Mais il y a un symbole d’espoir. Moïse « mit le propitiatoire au-dessus de l’arche ». Le propitiatoire est un terme un peu compliqué qui signifie simplement « couvercle ». Il recouvre le coffre où se trouve le Témoignage — les dix commandements qui nous accusent sont donc « couverts ».
Depuis qu’Adam et Ève ont pris conscience de leurs péchés, ils n’ont eu de cesse de chercher un moyen de couvrir leur nudité par leurs propres efforts — que ce soit par des feuilles de vignes, ou en rejetant sur les autres leur manquement. Depuis Genèse 3, Dieu n’a de cesse de convaincre les humains, conscients de leur faillite spirituelle, que des feuilles de vignes sont insuffisantes et que seule la peau d’un substitut saura les couvrir…
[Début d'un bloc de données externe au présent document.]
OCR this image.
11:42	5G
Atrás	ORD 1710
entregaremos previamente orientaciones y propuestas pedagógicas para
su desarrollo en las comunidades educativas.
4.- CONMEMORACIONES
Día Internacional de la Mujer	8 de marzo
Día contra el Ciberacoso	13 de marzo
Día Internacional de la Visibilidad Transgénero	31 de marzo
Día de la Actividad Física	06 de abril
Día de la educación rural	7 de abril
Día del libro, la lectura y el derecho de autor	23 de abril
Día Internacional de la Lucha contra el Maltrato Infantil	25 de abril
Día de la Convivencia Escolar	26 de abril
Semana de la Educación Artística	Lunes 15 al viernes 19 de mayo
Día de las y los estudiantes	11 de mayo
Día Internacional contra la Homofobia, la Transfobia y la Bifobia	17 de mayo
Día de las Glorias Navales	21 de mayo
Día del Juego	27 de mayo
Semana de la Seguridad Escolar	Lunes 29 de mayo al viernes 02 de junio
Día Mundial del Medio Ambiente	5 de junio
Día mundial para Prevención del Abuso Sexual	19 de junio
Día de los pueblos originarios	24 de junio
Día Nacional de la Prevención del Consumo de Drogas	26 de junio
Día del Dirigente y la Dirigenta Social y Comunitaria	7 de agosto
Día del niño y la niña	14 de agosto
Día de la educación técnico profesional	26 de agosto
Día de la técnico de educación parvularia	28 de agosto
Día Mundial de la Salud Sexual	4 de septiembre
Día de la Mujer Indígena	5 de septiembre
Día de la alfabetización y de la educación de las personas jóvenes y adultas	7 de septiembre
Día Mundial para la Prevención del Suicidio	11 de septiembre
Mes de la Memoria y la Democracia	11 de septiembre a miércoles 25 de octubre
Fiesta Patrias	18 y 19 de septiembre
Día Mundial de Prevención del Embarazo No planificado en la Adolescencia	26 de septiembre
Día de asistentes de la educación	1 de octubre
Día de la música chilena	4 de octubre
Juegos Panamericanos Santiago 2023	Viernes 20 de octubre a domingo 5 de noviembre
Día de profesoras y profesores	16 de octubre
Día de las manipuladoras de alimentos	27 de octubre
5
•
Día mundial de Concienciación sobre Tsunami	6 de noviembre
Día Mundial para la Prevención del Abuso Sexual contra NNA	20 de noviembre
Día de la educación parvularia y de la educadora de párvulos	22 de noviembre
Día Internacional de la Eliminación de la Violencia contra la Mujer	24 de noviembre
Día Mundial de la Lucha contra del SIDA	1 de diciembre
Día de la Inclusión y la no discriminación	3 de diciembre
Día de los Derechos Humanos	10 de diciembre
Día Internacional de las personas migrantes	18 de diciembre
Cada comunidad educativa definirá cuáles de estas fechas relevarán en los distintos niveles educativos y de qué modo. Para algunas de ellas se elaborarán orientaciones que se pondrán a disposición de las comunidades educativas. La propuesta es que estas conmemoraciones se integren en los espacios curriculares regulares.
Justement. Ce couvercle rectangulaire avait sur ses deux extrémités deux chérubins qui se faisaient face. Les chérubins sont les protecteurs de la sainteté du Seigneur dont l’accès est interdit aux pécheurs (Gen 3.24). Ces anges ont devant eux la gloire impeccable, éternelle et glorieuse du Seigneur — tout comme ils sont témoins de notre comportement misérable et indigne. Mais « les chérubins auront la face tournée vers le propitiatoire » (25.20) ! Dieu impose à ces anges puissants de rester concentrés, les yeux fixés sur le lieu même où une fois par an, le jour des expiations, le souverain sacrificateur devait faire « sept fois avec son doigt l’aspersion du sang devant le propitiatoire » (Lév 16.14). Les anges devaient ignorer la crasse des prêtres, les saletés du peuple et ne voir que la bienveillance d’un Dieu qui couvre encore et encore le péché. « Par ce sacrifice, la faute est « couverte », et donc, enlevée, effacée, cachée (Ps 32.1) L’expiation et la propitiation sont présentes dans la racine hébraïque pour « couvrir » (kappar) qui exprime un double but : celui de purifier les fautes des hommes et celui de rendre Dieu propice, favorable, c’est- à-dire d’apaiser sa colère. »28
Les rites de Yom Kippour ne résolvent rien parce qu’il faut chaque année les renouveler. Mais ils annoncent Christ, venu les accomplir pour nous. Nous entrons dans un repos où lui a réalisé tous les « il faut ». Si le propitiatoire reçoit le sang des victimes, le sang versé du Christ, Jésus, le Fils de Dieu, résoudra à jamais la colère de Dieu.
Le tabernacle est une représentation bouleversante de la justification. Dieu n’abandonne jamais les siens parce qu’il a tout fait pour qu’ils soient à jamais pardonnés : « Car par une seule offrande, il a rendu parfaits à perpétuité ceux qui sont sanctifiés » (Héb 10.14).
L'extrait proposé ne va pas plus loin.